Ребята отправились дальше. Я же присел на землю возле Юли. Она опустила голову и тихо всхлипывала.

– Почему всё это должно было произойти именно с нами, а не с кем-то другим? – с обидой в голосе воскликнула она.

Я вздохнул. Что я мог ей ответить? Пуститься в пространные философские рассуждения относительно неотвратности судьбы? Гневно клеймить неудачу? Вряд ли это будет уместно в такой тяжёлый момент. Поэтому я постарался придать своему голосу ободряющий оттенок и проговорил:

– В жизни всякое случается. Мы ведь остались живы, а это главное. Сейчас найдём Тагерова, отыщем свои вещи, разведём костёр, согреемся, поедим, переночуем, а завтра нас отсюда вывезут.

– Мой рюкзак остался в вертолёте, – вздохнула Патрушева. – Я не успела его выбросить.

– Ну и что? – возразил я. – Наши рюкзаки-то целы.

«Дай бог, чтобы они были целы, – пронеслось у меня в голове. – Ведь они могли упасть куда угодно. Хорошо, если они валяются на земле. А если они попали в болото или болтаются на макушках деревьев? Как их тогда оттуда достать?»

Вслух я этого не произнёс. Но по тому, как нахмурился лоб Юли, я понял, что похожие мысли посетили и её.

Некоторое время мы сидели молча, занимаясь только тем, что отмахивались от назойливой мошкары. Вокруг стояла тишина. Лишь ветви деревьев негромко шелестели на ветру. Вдруг над нашими головами раздался какой-то частый стук, напоминавший барабанную дробь. Мы вздрогнули и подняли головы.

– Это всего-навсего дятел, – облегчённо произнёс я.

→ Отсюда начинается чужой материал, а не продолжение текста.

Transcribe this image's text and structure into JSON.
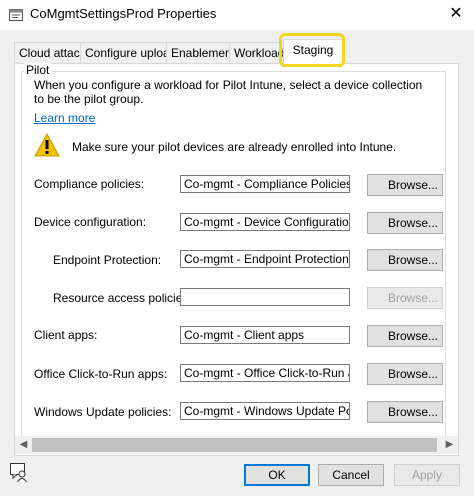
{
  "window": {
    "title": "CoMgmtSettingsProd Properties",
    "close_glyph": "✕"
  },
  "tabs": [
    {
      "label": "Cloud attach"
    },
    {
      "label": "Configure upload"
    },
    {
      "label": "Enablement"
    },
    {
      "label": "Workloads"
    },
    {
      "label": "Staging"
    }
  ],
  "active_tab": "Staging",
  "pilot": {
    "group_title": "Pilot",
    "description": "When you configure a workload for Pilot Intune, select a device collection to be the pilot group.",
    "learn_more": "Learn more",
    "warning": "Make sure your pilot devices are already enrolled into Intune.",
    "rows": [
      {
        "label": "Compliance policies:",
        "value": "Co-mgmt - Compliance Policies",
        "button": "Browse... (C)",
        "enabled": true
      },
      {
        "label": "Device configuration:",
        "value": "Co-mgmt - Device Configuration",
        "button": "Browse... (D)",
        "enabled": true
      },
      {
        "label": "Endpoint Protection:",
        "value": "Co-mgmt - Endpoint Protection",
        "button": "Browse... (E)",
        "enabled": true
      },
      {
        "label": "Resource access policies:",
        "value": "",
        "button": "Browse... (R)",
        "enabled": false
      },
      {
        "label": "Client apps:",
        "value": "Co-mgmt - Client apps",
        "button": "Browse... (L)",
        "enabled": true
      },
      {
        "label": "Office Click-to-Run apps:",
        "value": "Co-mgmt - Office Click-to-Run apps",
        "button": "Browse... (F)",
        "enabled": true
      },
      {
        "label": "Windows Update policies:",
        "value": "Co-mgmt - Windows Update Policies",
        "button": "Browse... (W)",
        "enabled": true
      }
    ]
  },
  "footer": {
    "ok": "OK",
    "cancel": "Cancel",
    "apply": "Apply"
  },
  "colors": {
    "accent": "#0078d7",
    "highlight": "#f1d71e",
    "link": "#0066cc"
  }
}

В другое время мы, может быть, от всей души бы и полюбовались этим забавным представителем лесной фауны, который своей красной шапочкой походил на ватиканского епископа, но сейчас нам было не до этого. У нас осталось слишком мало душевных сил, чтобы проявлять эмоции по поводу красоты природы. Кроме этого, нас беспокоило небо. Грозовые облака кучковались всё теснее и теснее, обещая обрушить на землю весь накопившийся в них заряд. В небольшом пространстве между ними, сквозь которое ещё проглядывала голубизна, показалась маленькая точка, которая двигалась и прочерчивала за собой длинную перистую полосу.